Johnson Heather, Ali Amjad, Zhang Xuhui, Wang Tianyan, Simoulis Athanasios, Wingren Anette Gjörloff, Persson Jenny L
Olympia Diagnostics, Inc., Sunnyvale, CA 94086, USA.
Department of Molecular Biology, Umeå University, SE-901 87 Umeå, Sweden.
Cancers (Basel). 2022 Oct 28;14(21):5322. doi: 10.3390/cancers14215322.

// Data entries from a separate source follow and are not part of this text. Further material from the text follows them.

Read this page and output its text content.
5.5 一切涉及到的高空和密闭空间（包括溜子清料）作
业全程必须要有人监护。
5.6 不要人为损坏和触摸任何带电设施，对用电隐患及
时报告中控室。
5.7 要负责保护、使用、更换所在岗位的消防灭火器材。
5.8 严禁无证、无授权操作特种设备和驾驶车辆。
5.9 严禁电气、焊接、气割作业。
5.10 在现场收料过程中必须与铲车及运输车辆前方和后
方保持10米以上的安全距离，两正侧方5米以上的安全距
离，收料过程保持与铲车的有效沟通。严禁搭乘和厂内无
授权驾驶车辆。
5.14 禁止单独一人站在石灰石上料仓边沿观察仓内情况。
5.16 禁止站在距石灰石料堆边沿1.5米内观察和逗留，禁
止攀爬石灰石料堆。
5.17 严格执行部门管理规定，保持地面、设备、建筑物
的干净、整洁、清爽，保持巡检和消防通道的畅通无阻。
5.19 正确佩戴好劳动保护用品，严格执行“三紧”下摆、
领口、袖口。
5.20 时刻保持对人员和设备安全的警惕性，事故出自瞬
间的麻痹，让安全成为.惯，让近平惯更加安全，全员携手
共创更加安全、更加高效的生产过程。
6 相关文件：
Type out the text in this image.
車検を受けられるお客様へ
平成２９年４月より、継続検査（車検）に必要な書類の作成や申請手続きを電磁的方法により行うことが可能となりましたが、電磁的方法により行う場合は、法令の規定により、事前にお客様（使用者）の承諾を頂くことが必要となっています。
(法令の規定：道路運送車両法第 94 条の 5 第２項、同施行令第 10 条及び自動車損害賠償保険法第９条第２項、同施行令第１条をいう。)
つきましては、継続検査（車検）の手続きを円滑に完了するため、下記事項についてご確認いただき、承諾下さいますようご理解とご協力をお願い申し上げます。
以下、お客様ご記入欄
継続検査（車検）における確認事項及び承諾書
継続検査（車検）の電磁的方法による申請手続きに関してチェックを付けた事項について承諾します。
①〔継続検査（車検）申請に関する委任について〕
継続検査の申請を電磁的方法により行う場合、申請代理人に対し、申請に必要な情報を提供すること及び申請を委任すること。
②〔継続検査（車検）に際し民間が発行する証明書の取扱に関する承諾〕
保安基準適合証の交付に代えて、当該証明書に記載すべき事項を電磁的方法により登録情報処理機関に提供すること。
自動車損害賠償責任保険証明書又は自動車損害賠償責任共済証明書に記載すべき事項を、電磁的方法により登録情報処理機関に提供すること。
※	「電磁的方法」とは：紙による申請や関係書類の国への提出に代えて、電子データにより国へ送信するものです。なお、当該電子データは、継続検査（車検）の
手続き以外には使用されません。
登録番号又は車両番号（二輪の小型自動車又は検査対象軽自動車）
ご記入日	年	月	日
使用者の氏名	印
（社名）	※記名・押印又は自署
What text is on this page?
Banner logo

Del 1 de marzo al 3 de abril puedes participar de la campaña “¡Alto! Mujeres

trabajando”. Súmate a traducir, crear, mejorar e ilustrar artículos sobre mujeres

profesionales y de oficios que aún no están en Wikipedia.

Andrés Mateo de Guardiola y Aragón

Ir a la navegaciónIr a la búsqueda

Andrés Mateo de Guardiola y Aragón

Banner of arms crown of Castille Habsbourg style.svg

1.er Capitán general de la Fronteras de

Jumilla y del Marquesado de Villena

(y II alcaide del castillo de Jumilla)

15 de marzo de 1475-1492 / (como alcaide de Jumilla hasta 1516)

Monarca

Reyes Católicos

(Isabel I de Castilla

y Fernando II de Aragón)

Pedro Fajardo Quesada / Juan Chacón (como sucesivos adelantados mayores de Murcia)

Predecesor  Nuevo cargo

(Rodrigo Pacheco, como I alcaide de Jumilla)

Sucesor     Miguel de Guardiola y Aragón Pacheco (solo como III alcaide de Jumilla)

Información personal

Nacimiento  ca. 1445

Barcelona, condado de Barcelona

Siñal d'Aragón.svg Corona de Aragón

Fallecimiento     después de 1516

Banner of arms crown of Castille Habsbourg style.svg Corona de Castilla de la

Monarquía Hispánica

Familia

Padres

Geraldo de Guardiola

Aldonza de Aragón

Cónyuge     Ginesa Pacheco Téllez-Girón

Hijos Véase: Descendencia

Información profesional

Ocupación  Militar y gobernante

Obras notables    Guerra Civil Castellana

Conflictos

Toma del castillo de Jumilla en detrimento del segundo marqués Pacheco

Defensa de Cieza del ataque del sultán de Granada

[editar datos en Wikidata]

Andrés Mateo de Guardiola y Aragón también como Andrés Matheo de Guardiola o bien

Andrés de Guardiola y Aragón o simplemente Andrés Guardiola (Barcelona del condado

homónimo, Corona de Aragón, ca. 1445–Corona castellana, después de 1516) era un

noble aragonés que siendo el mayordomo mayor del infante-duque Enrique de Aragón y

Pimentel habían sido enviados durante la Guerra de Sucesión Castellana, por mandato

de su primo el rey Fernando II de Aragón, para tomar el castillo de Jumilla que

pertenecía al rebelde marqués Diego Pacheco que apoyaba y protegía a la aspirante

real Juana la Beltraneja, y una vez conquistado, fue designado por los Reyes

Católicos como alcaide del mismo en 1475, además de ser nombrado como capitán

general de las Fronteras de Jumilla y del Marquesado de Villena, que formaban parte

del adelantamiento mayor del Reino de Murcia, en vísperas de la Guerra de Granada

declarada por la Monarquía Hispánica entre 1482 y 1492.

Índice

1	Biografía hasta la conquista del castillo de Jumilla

Purpose: There is an urgent need for developing new biomarker tools to accurately predict treatment response of breast cancer, especially the deadly triple-negative breast cancer. We aimed to develop gene-mutation-based machine learning (ML) algorithms as biomarker classifiers to predict treatment response of first-line chemotherapy with high precision. Methods: Random Forest ML was applied to screen the algorithms of various combinations of gene mutation profiles of primary tumors at diagnosis using a TCGA Cohort (n = 399) with up to 150 months follow-up as a training set and validated in a MSK Cohort (n = 807) with up to 220 months follow-up. Subtypes of breast cancer including triple-negative and luminal A (ER+, PR+ and HER2−) were also assessed. The predictive performance of the candidate algorithms as classifiers was further assessed using logistic regression, Kaplan−Meier progression-free survival (PFS) plot, and univariate/multivariate Cox proportional hazard regression analyses. Results: A novel algorithm termed the 12-Gene Algorithm based on mutation profiles of KRAS, PIK3CA, MAP3K1, MAP2K4, PTEN, TP53, CDH1, GATA3, KMT2C, ARID1A, RunX1, and ESR1, was identified. The performance of this algorithm to distinguish non-progressed (responder) vs. progressed (non-responder) to treatment in the TCGA Cohort as determined using AUC was 0.96 (95% CI 0.94−0.98). It predicted progression-free survival (PFS) with hazard ratio (HR) of 21.6 (95% CI 11.3−41.5) (p < 0.0001) in all patients. The algorithm predicted PFS in the triple-negative subgroup with HR of 19.3 (95% CI 3.7−101.3) (n = 42, p = 0.000). The 12-Gene Algorithm was validated in the MSK Cohort with a similar AUC of 0.97 (95% CI 0.96−0.98) to distinguish responder vs. non-responder patients, and had a HR of 18.6 (95% CI 4.4−79.2) to predict PFS in the triple-negative subgroup (n = 75, p < 0.0001). Conclusions: The novel 12-Gene algorithm based on multitude gene-mutation profiles identified through ML has a potential to predict breast cancer treatment response to therapies, especially in triple-negative subgroups patients, which may assist personalized therapies and reduce mortality.
迫切需要开发新的生物标志物工具,以准确预测乳腺癌尤其是致命的三阴性乳腺癌的治疗反应。我们旨在开发基于基因突变的机器学习(ML)算法作为生物标志物分类器,以高精度预测一线化疗的治疗反应。方法:应用随机森林ML算法,以一个随访时间长达150个月的TCGA队列(n = 399)作为训练集,筛选诊断时原发性肿瘤基因突变谱的各种组合算法,并在一个随访时间长达220个月的MSK队列(n = 807)中进行验证。还评估了包括三阴性和腔面A型(ER +、PR +和HER2−)在内的乳腺癌亚型。使用逻辑回归、Kaplan-Meier无进展生存期(PFS)图以及单变量/多变量Cox比例风险回归分析,进一步评估候选算法作为分类器的预测性能。结果:基于KRAS、PIK3CA、MAP3K1、MAP2K4、PTEN、TP53、CDH1、GATA3、KMT2C、ARID1A、RunX1和ESR1基因突变谱,确定了一种名为12基因算法的新算法。在TCGA队列中,该算法使用AUC确定区分治疗无进展(反应者)与进展(无反应者)的性能为0.96(95%CI 0.94−0.98)。在所有患者中,其预测无进展生存期(PFS)的风险比(HR)为21.6(95%CI 11.3−41.5)(p < 0.0001)。该算法在三阴性亚组中预测PFS的HR为19.3(95%CI 3.7−101.3)(n = 42,p = 0.000)。12基因算法在MSK队列中得到验证,区分反应者与无反应者患者的AUC相似,为0.97(95%CI 0.96−0.98),在三阴性亚组中预测PFS的HR为18.6(95%CI 4.4−79.2)(n = 75,p < 0.0001)。结论:基于通过ML识别的多种基因突变谱的新型12基因算法有潜力预测乳腺癌对治疗的反应,尤其是在三阴性亚组患者中,这可能有助于个性化治疗并降低死亡率。